Attentive leaders in government and business continue to fret over America’s sluggish productivity growth. Labor productivity in the U.S. non-farm business sector actually fell in the first quarter of this year, and from 2011 through 2015 it grew at an annual average of only about 0.5%—the worst such five-year stretch since at least 1947.
At that meager rate, average U.S. living standards would take 139 years to double because poor productivity growth feeds directly into poor growth in incomes. The latest Employment Situation report, released Friday morning, showed that average hourly earnings for all U.S. employees rose in June by … two pennies.
Boosting productivity should be among the highest policy goals. Washington could strengthen productivity with smarter policies, but unfortunately America’s policy retrograde continues with too much talk and too little proper action. Exhibit A? The recent SelectUSA Investment Summit at the Washington Hilton Hotel.
This summit, “the highest-profile event promoting foreign direct investment (FDI) in the United States,” was the third such conclave since the president’s 2011 sound pro-FDI executive order. Among the packed agenda of discussion panels and breakouts, plenary speakers included President Obama and five Cabinet-level officials.
All fine and good. But are current policy actions matching the words of the summit?
Sadly, no. In its scramble to stop corporate inversions, the Treasury Department is proposing to upend decades of established practice and case law in a way that will chill global companies’ interest in America.
On April 4 Treasury proposed a new set of regulations under Internal Revenue Code Section 385 that would grant the Internal Revenue Service latitude to reclassify inter-company debt as equity investment in the borrower. Last Thursday was the deadline for companies to comment to Treasury on these proposed regulations; this coming Thursday Treasury is planning to hold a hearing on all this, after which all indications are Treasury will finalize its intentions very quickly.
The alleged problem motivating these new regulations is that, post-inversions, U.S. affiliates of foreign companies pay too little U.S. taxes on their U.S. income by “stripping” away those earnings by incurring too much debt and thus interest payments to foreign parents. But for decades, U.S. law (under IRC 163) has already been limiting how much interest U.S. affiliates can pay to foreign parents. Any business in America, regardless of nationality of ownership, must pay U.S. taxes on its income earned in America. The major tax consideration of inversions is income earned around the world, not income earned in America.
What is so worrisome about the proposed new 385 rules are their expanded breadth and depth relative to long-standing tax policy and case law. Empowering the IRS to reclassify debt as equity would raise a thicket of fundamental questions about the capital structure and overall operations of global companies. Would interest payments reclassified as dividends be subject to withholding taxes? And the IRS would be granted a six-year window within which to deploy this new power, including three retrospective years.

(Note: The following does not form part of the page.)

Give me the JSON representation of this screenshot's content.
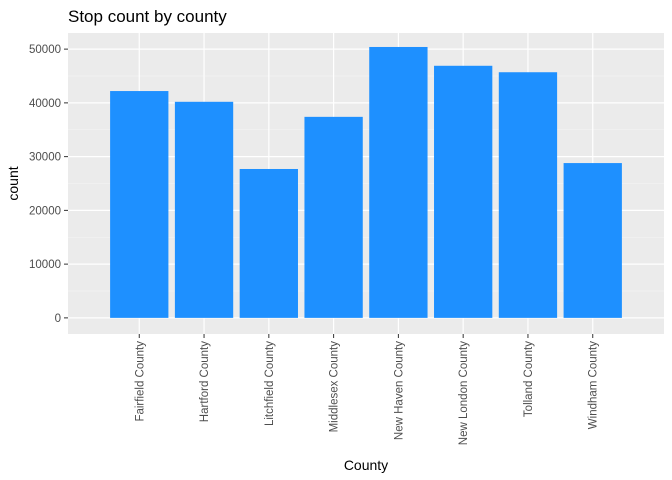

Through several channels these new rules would raise the cost of capital to foreign companies operating in America. First, on debt converted to equity, companies would lose interest deductions. Second, companies might need to turn to more-expensive sources of external finance, such as third-party loans. Third and more generally, companies would face heightened uncertainty stemming from these regulations themselves. Indeed, with the three-year look-back, companies today already may start considering future IRS rulings. Forcing managers to consider taxes before basic strategy, such as the extent and structure of ownership, is never sound policy.
Raise the cost of capital in America and you lower investment in America. And lowering the investment of foreign-headquartered multinational companies is especially unwise because the U.S. operations of these companies have long accounted for a disproportionately large share of critical economic activities that drive growth in productivity and thus in high-paying jobs.
In 2013 (yes, here in mid-2016 that is still the most recent year of data we have because America continues to underfund its vital statistical agencies, a topic we have addressed here) multinational affiliates in America performed 15.3 percent and 16.4 percent of all U.S. private-sector capital investment and research and development, respectively. That year these affiliates employed over 6.1 million U.S. workers, 5.2 percent of total private-sector payroll employment, and paid them an average compensation of $79,979, about a third above the average for the rest of the private sector.
Contrary to the commonly heard refrain that foreign affiliates do not embed themselves into the fabric of American business, in 2013 they purchased over $2.4 trillion in intermediate inputs from other U.S. companies, which was 78.3 percent of their total input purchases. Thus do good jobs get created not only at these affiliates but also at their suppliers throughout America.
The options the world presents global firms continue to expand as countries pursue policies to welcome these companies. The United States cannot take for granted its attractiveness to multinationals: its share of global FDI inflows fell from 39 percent in 2000 to just under 22 percent in 2014. When America pursues new policies like what Treasury is proposing, the country loses its appeal—and, ultimately, good jobs. Here as in so many other aspects of life, actions speak louder than words.